Indian hockey team’s 1932 Olympics gold no less than a Hollywood blockbuster
The world was still reeling from the after-effects of the Wall Street crash of 1929 and the Great Depression when the 1932 Olympics in Los Angeles came calling.
India were among the countries reeling under financial pressure and the Indian hockey team briefly considered pulling out of the Summer Games.
Having won the gold at the 1928 Olympics in Amsterdam, hockey was a matter of national pride and the Indian Hockey Federation (IHF) soon conducted national trials to pick the best possible team.
India kept their reputation intact and on August 11, 1932, the Indian hockey team won a second-consecutive Olympic gold medal, beating hosts USA with a score of 24-1.
An exhibition-filled ride to Los Angeles
Apart from the legendary Dhyan Chand, the IHF picked his younger brother Roop Singh as well. Three members of the 1928 side - Eric Pinniger, Richard Allen and Leslie Hammond – too made it to the 1932 Olympics team. Lal Shah Bokhari was named captain of the Indian hockey team heading to the Games.
Their hockey skills never in doubt, the major challenge was to raise money and send the team to Los Angeles, California for the Olympic Games.
The IHF reached out to royal families and governors and also managed to obtain a loan. The federation raised funds mainly through gate receipts at exhibition matches as the Indian hockey team criss-crossed the country and played in some big cities like Bombay, Bangalore, Madras and Delhi.
That was not all. On its 42-day sea voyage to Los Angeles, the Indian hockey team played exhibition matches at every port it stopped. The team not only collected money but showed the world what they were capable of as hockey players.
The team’s bonhomie paid a price though as petty things created some discordance among players.
A golden key, traditionally presented to team captains at a reception in San Francisco, caused some tension as team manager Guru Dutt Sondhi felt he should have received it! However, IHF president AM Hayman’s timely intervention helped resolve the matter.
Back-up goalkeeper Arthur Hind’s refusal to wear a turban, a part of the official team attire, created a mild furore. However, Hind quickly apologised to the team after assistant manager Pankaj Gupta ensured better sense prevailed.

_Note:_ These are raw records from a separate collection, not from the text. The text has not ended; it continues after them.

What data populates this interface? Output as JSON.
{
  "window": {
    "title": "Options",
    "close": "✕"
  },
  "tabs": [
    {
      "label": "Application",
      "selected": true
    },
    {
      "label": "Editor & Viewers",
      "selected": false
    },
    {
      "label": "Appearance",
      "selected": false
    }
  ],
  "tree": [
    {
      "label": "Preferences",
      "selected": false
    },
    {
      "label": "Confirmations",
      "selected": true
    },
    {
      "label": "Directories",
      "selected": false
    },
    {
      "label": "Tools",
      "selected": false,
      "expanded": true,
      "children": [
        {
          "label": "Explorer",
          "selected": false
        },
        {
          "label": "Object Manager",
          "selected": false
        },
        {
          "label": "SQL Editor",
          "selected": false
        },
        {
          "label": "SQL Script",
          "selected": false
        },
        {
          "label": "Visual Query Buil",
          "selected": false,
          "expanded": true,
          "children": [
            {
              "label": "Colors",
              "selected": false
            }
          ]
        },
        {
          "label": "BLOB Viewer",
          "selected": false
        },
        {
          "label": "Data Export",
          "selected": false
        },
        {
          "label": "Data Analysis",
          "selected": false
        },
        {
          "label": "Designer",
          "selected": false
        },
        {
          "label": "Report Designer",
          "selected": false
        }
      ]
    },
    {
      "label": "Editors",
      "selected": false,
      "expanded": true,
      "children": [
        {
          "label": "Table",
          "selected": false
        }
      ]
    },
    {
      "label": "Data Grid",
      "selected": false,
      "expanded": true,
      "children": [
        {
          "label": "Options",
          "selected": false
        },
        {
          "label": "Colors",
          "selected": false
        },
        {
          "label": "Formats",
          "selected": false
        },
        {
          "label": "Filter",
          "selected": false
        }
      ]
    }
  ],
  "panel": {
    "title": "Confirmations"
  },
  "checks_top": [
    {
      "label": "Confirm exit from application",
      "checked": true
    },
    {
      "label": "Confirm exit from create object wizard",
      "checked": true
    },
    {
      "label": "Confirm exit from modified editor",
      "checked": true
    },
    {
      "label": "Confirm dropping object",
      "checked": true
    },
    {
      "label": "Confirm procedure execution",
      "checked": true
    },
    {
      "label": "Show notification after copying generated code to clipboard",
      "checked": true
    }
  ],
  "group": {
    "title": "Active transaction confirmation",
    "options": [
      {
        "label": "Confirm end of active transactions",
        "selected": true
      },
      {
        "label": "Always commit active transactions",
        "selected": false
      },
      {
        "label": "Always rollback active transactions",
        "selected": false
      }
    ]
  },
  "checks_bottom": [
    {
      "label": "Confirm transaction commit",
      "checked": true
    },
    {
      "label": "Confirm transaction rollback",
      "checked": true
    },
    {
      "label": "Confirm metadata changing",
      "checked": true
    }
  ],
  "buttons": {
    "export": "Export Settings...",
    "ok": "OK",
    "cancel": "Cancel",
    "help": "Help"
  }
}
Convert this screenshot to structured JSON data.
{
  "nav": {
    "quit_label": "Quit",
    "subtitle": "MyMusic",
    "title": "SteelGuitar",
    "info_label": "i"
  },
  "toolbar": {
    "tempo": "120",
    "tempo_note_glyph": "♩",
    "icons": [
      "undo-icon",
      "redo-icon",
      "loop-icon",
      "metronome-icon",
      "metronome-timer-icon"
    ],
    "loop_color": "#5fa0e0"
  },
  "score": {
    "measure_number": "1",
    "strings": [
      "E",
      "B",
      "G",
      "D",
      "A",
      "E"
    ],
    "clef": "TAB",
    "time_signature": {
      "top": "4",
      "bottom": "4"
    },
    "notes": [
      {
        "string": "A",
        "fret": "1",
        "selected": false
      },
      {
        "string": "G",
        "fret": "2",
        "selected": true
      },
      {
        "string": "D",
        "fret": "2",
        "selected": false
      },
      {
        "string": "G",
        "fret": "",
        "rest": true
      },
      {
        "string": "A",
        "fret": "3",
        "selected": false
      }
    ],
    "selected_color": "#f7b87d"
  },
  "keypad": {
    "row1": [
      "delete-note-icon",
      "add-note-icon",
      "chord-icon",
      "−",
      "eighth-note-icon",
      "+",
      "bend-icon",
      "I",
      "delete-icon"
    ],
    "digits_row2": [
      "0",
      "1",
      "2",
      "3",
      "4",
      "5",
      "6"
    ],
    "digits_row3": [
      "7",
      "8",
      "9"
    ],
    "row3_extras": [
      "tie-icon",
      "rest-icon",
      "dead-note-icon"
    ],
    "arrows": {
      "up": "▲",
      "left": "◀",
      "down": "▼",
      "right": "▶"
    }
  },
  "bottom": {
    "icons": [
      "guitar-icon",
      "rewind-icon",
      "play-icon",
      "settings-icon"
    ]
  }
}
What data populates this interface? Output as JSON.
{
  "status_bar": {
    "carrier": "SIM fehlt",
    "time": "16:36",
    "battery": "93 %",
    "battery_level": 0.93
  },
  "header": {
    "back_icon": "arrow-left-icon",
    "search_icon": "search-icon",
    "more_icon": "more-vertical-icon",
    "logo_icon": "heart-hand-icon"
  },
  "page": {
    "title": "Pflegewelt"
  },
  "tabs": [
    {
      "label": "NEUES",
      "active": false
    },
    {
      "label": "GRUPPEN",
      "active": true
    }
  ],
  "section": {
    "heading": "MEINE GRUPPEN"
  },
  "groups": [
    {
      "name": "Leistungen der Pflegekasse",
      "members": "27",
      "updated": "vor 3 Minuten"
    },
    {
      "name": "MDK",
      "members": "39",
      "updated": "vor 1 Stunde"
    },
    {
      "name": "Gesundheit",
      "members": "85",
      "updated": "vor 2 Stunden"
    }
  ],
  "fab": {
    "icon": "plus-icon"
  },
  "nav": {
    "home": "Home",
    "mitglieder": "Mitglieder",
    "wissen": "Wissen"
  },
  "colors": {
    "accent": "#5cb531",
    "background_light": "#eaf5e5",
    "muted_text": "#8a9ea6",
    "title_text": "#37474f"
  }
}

On the field, of course, there were no signs of any discordance or friction. It was a one-way journey for the Indians as the scorelines would suggest.
Steamrolling run to gold
While India made the bold decision of travelling all the way to Los Angeles for the 1932 Summer Olympics, other nations didn’t have the same enthusiasm.
Effectively, the men’s hockey competition at the 1932 Olympics boiled down to a three-horse race with Japan and hosts United States of America completing the line-up.
The depleted field meant that every nation was assured of a medal. With no need for knockout matches, teams played a round-robin league with the gold going to the team with maximum points.
India played Japan in the first match. The Japanese were left bamboozled as Dhyan Chand scored four times, Roop Singh and striker Gurmit Singh Kullar slammed a hat-trick each as the Indian hockey team won 11-1.
A confident India rotated its entire 15-member team against USA in its next match. To be eligible for a medal at the 1932 Olympics it was mandatory to play a game.
Dhyan Chand and Roop Singh were at their scoring best yet again and USA were caught by a wave of goals as India returned 24-1 winners.
This time, younger brother Roop Singh scored a mind-boggling 10 goals while Dhyan Chand was happy with two less. Gurmit Singh Kullar scored five goals while Eric Pinniger scored the other.
The USA pulled one back and the way it came was nothing short of dramatic.
With such a huge lead in hand, the Indian hockey team’s defenders decided to let the American attackers have a go. They didn’t realise that custodian Richard Allen was busy signing autographs behind the goal-post! USA did have their share of hurrah.
Japan had earlier beaten the USA 9-2 in between and grabbed silver.
However, the Indian hockey team’s dominance was never in question and they had clearly left an indelible mark on its audiences at the 1932 Olympics.
“All the colour, glamour and pageantry of Rudyard Kipling's India might well have found its incarnation in the personnel of the Indian team which is to represent the land of Mahatma Gandhi,” a Los Angeles daily reported.
“So agile are the members of the team that they can run the full length of the hockey field, juggling a small wooden ball with the flat of a hockey stick."
Their superiority was also noted by Los Angeles’ sports journalists, who voted the Indian hockey team’s prowess as ‘the most outstanding exhibition of skill in any sport.’
The gold at the 1932 Olympics in Los Angeles laid the foundation for greater things to come. The competition would get better four years later at Berlin but the Indian hockey team was destined to keep creating history for many Games to come.